I am reading a book on homological algebra. In order to determine the homology group of the $2$-dimensional projective space, the author identifies the space with the southern hemisphere of $S^2$, together with $s/\{ \pm 1 \}$, $s$ denoting the equator. $\mathbb{PR}^2 = \mathbb{R}^2 \cup \ell_{\infty}$.
That is:
$P \in \mathbb{R}^2$ is identified with $P' \in S^2$. $A$ and $B$ on $s$ represents the same point in $\mathbb{PR}^2$.

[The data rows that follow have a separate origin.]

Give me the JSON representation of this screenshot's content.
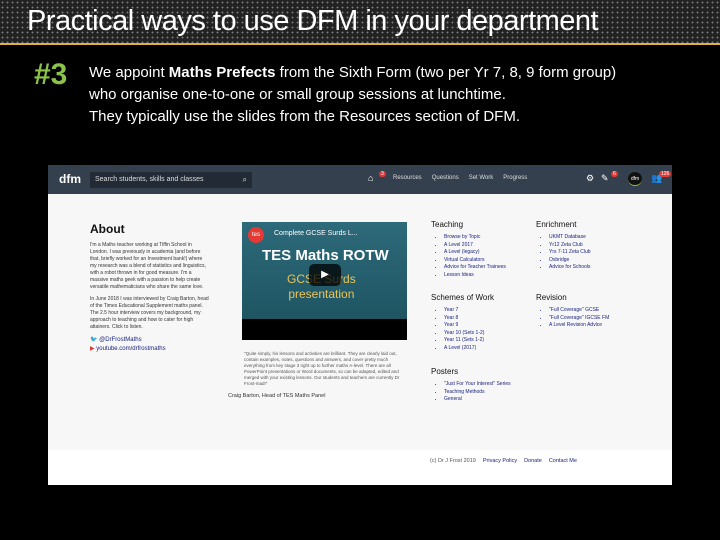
{
  "slide": {
    "title": "Practical ways to use DFM in your department",
    "number": "#3",
    "line1_pre": "We appoint ",
    "line1_bold": "Maths Prefects",
    "line1_post": " from the Sixth Form (two per Yr 7, 8, 9 form group)",
    "line2": "who organise one-to-one or small group sessions at lunchtime.",
    "line3": "They typically use the slides from the Resources section of DFM."
  },
  "nav": {
    "logo": "dfm",
    "search_placeholder": "Search students, skills and classes",
    "links": [
      "Resources",
      "Questions",
      "Set Work",
      "Progress"
    ],
    "home_badge": "3",
    "edit_badge": "6",
    "users_badge": "126",
    "avatar": "dfm"
  },
  "about": {
    "title": "About",
    "p1": "I'm a Maths teacher working at Tiffin School in London. I was previously in academia (and before that, briefly worked for an Investment bank!) where my research was a blend of statistics and linguistics, with a robot thrown in for good measure. I'm a massive maths geek with a passion to help create versatile mathematicians who share the same love.",
    "p2": "In June 2018 I was interviewed by Craig Barton, head of the Times Educational Supplement maths panel. The 2.5 hour interview covers my background, my approach to teaching and how to cater for high attainers. Click to listen.",
    "twitter": "@DrFrostMaths",
    "youtube": "youtube.com/drfrostmaths"
  },
  "video": {
    "channel": "tes",
    "title": "Complete GCSE Surds L...",
    "headline": "TES Maths ROTW",
    "sub1": "GCSE Surds",
    "sub2": "presentation"
  },
  "quote": "\"Quite simply, his lessons and activities are brilliant. They are clearly laid out, contain examples, notes, questions and answers, and cover pretty much everything from key stage 3 right up to further maths A-level. There are all PowerPoint presentations or Word documents, so can be adapted, edited and merged with your existing lessons. Our students and teachers are currently Dr Frost-mad!\"",
  "cite": "Craig Barton, Head of TES Maths Panel",
  "teaching": {
    "title": "Teaching",
    "items": [
      "Browse by Topic",
      "A Level 2017",
      "A Level (legacy)",
      "Virtual Calculators",
      "Advice for Teacher Trainees",
      "Lesson Ideas"
    ]
  },
  "enrichment": {
    "title": "Enrichment",
    "items": [
      "UKMT Database",
      "Yr12 Zeta Club",
      "Yrs 7-11 Zeta Club",
      "Oxbridge",
      "Advice for Schools"
    ]
  },
  "schemes": {
    "title": "Schemes of Work",
    "items": [
      "Year 7",
      "Year 8",
      "Year 9",
      "Year 10 (Sets 1-2)",
      "Year 11 (Sets 1-2)",
      "A Level (2017)"
    ]
  },
  "revision": {
    "title": "Revision",
    "items": [
      "\"Full Coverage\" GCSE",
      "\"Full Coverage\" IGCSE FM",
      "A Level Revision Advice"
    ]
  },
  "posters": {
    "title": "Posters",
    "items": [
      "\"Just For Your Interest\" Series",
      "Teaching Methods",
      "General"
    ]
  },
  "footer": {
    "copyright": "(c) Dr J Frost 2019",
    "links": [
      "Privacy Policy",
      "Donate",
      "Contact Me"
    ]
  }
}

Then, this hemisphere is homeomorphic to a disk, and this disk is transformed continuously to a rectangular:
And this can be simplified to:
I can understand the first two parts, but I don't know how does the simplification take place.

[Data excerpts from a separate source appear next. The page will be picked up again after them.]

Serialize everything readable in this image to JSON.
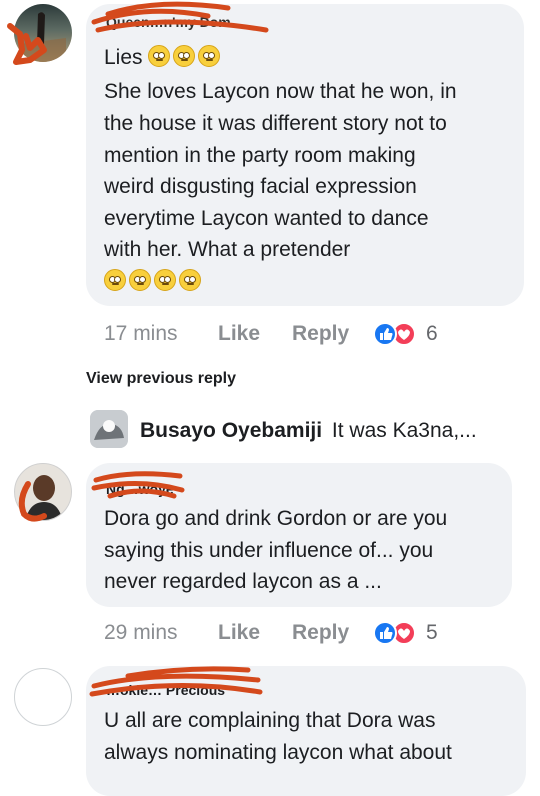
{
  "comments": [
    {
      "author": "Queen…n'my Dom",
      "text_lines": [
        "Lies",
        "She loves Laycon now that he won, in",
        "the house it was different story not to",
        "mention in the party room making",
        "weird disgusting facial expression",
        "everytime Laycon wanted to dance",
        "with her. What a pretender"
      ],
      "time": "17 mins",
      "like_label": "Like",
      "reply_label": "Reply",
      "reaction_count": "6"
    },
    {
      "author": "Ng…woye",
      "text_lines": [
        "Dora go and drink Gordon or are you",
        "saying this under influence of... you",
        "never regarded laycon as a ..."
      ],
      "time": "29 mins",
      "like_label": "Like",
      "reply_label": "Reply",
      "reaction_count": "5"
    },
    {
      "author": "…okie… Precious",
      "text_lines": [
        "U all are complaining that Dora was",
        "always nominating laycon what about"
      ]
    }
  ],
  "view_previous_reply": "View previous reply",
  "reply_preview": {
    "author": "Busayo Oyebamiji",
    "text": "It was Ka3na,..."
  },
  "colors": {
    "bubble": "#f0f2f5",
    "meta_text": "#8a8d91",
    "like_blue": "#1877f2",
    "love_red": "#f33e58",
    "redaction": "#d4491c"
  }
}
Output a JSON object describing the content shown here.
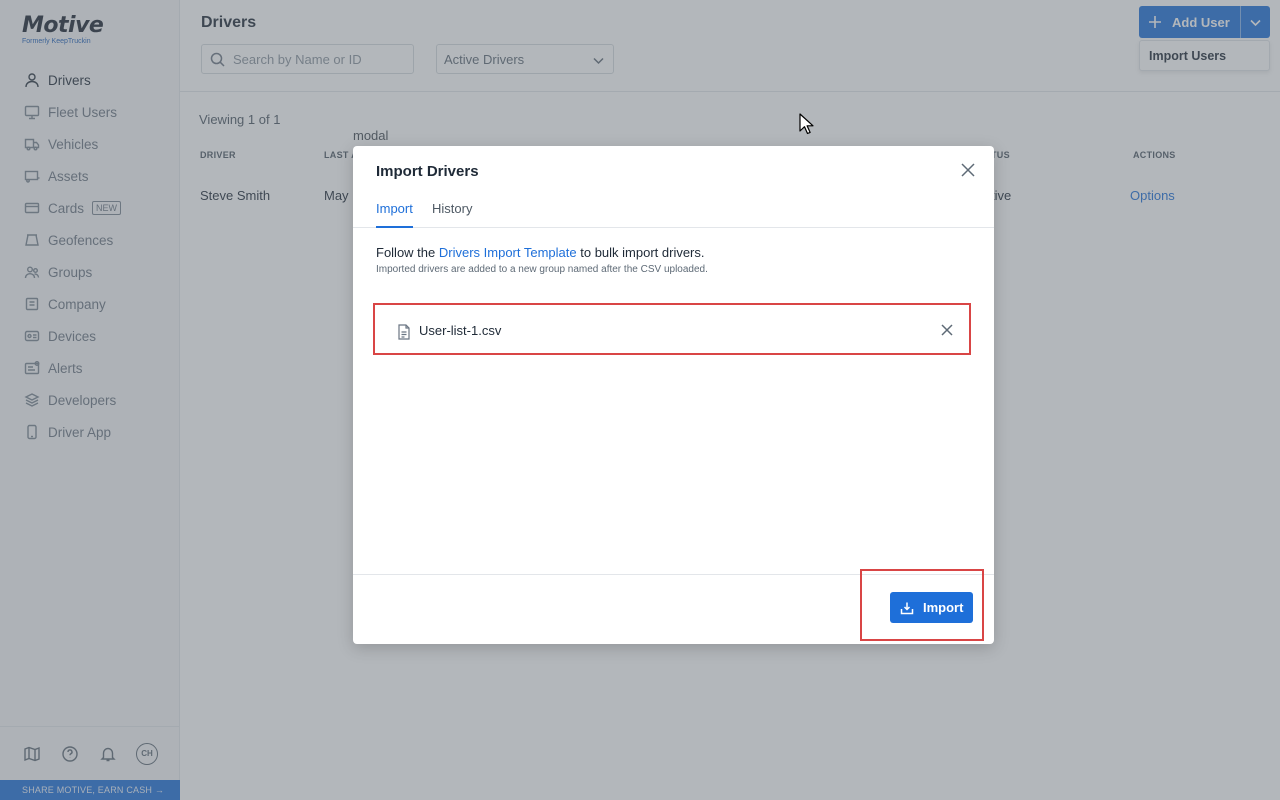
{
  "app": {
    "logo": "Motive",
    "logo_sub": "Formerly KeepTruckin"
  },
  "sidebar": {
    "items": [
      {
        "label": "Drivers",
        "icon": "person-icon",
        "active": true
      },
      {
        "label": "Fleet Users",
        "icon": "monitor-icon"
      },
      {
        "label": "Vehicles",
        "icon": "truck-icon"
      },
      {
        "label": "Assets",
        "icon": "trailer-icon"
      },
      {
        "label": "Cards",
        "icon": "card-icon",
        "badge": "NEW"
      },
      {
        "label": "Geofences",
        "icon": "geofence-icon"
      },
      {
        "label": "Groups",
        "icon": "groups-icon"
      },
      {
        "label": "Company",
        "icon": "building-icon"
      },
      {
        "label": "Devices",
        "icon": "device-icon"
      },
      {
        "label": "Alerts",
        "icon": "alert-icon"
      },
      {
        "label": "Developers",
        "icon": "layers-icon"
      },
      {
        "label": "Driver App",
        "icon": "phone-icon"
      }
    ],
    "footer": {
      "avatar_initials": "CH"
    },
    "share": "SHARE MOTIVE, EARN CASH →"
  },
  "header": {
    "title": "Drivers",
    "search_placeholder": "Search by Name or ID",
    "filter_value": "Active Drivers",
    "add_user": "Add User",
    "dropdown_item": "Import Users"
  },
  "table": {
    "viewing": "Viewing 1 of 1",
    "columns": [
      "DRIVER",
      "LAST A",
      "TUS",
      "ACTIONS"
    ],
    "rows": [
      {
        "driver": "Steve Smith",
        "last": "May",
        "status": "tive",
        "action": "Options"
      }
    ]
  },
  "overlay_label": "modal",
  "modal": {
    "title": "Import Drivers",
    "tabs": [
      "Import",
      "History"
    ],
    "instruction_prefix": "Follow the ",
    "instruction_link": "Drivers Import Template",
    "instruction_suffix": " to bulk import drivers.",
    "sub_instruction": "Imported drivers are added to a new group named after the CSV uploaded.",
    "file_name": "User-list-1.csv",
    "import_button": "Import"
  },
  "colors": {
    "primary": "#1e6fd9",
    "highlight": "#d94545"
  }
}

Would you please give me some instructions? Many thanks?
These pictures are posted on a Chinese website, and I hope they can be seen to everyone.
Best Answer
All that is going on is a consolidation of adjacent triangles to give cells. As @Mariano and @Jim Conant pointed out in the comments, picture 2 is a triangulation, while picture 3 is an equivalent CW-decomposition.

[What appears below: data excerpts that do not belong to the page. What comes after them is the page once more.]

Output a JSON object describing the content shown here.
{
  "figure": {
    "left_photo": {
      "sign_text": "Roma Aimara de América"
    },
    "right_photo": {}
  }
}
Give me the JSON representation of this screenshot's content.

Consider first that every point interior to the rectangle represents a distinct point of $\mathbb{R} P^2$ (this follows directly for the characterization given above in terms of the hemisphere). Now consider the points on the left side of the rectangle. In order from bottom to top, we have $P_0, P_1, P_2, P_3$. Taken together, we may label the segment $\overline{P_0P_3} =: a_1$. Indeed, the direction is important, so $a$ is labeled (in the third picture) together with an arrow to indicate the specified orientation of $a_1$. Notice that the right side of the rectangle in the second picture has the same vertices $P_0, P_1, P_2, P_3$, taken from top to bottom now. Again, $\overline{P_0P_3} =: a$, but the orientation is opposite. We must think of the left and right sides of the rectangle as containing the same points, identified is such a way as to make the arrows go the same direction. A similar analysis identifies the top and bottom by $\overline{P_3P_4P_5P_0} =: a_2$, but with opposite orientations. Finally, $a_3 := \overline{P_0P_8P_{10}P_7P_0}$ is included in the third picture to make sure the result is a "Delta complex." (very much like a triangulation, except that one may identify faces in more flexible ways). Note, it is a standard result (see Hatcher, e.g.) that the Delta-complex defines the same homology as the original triangulation of a space.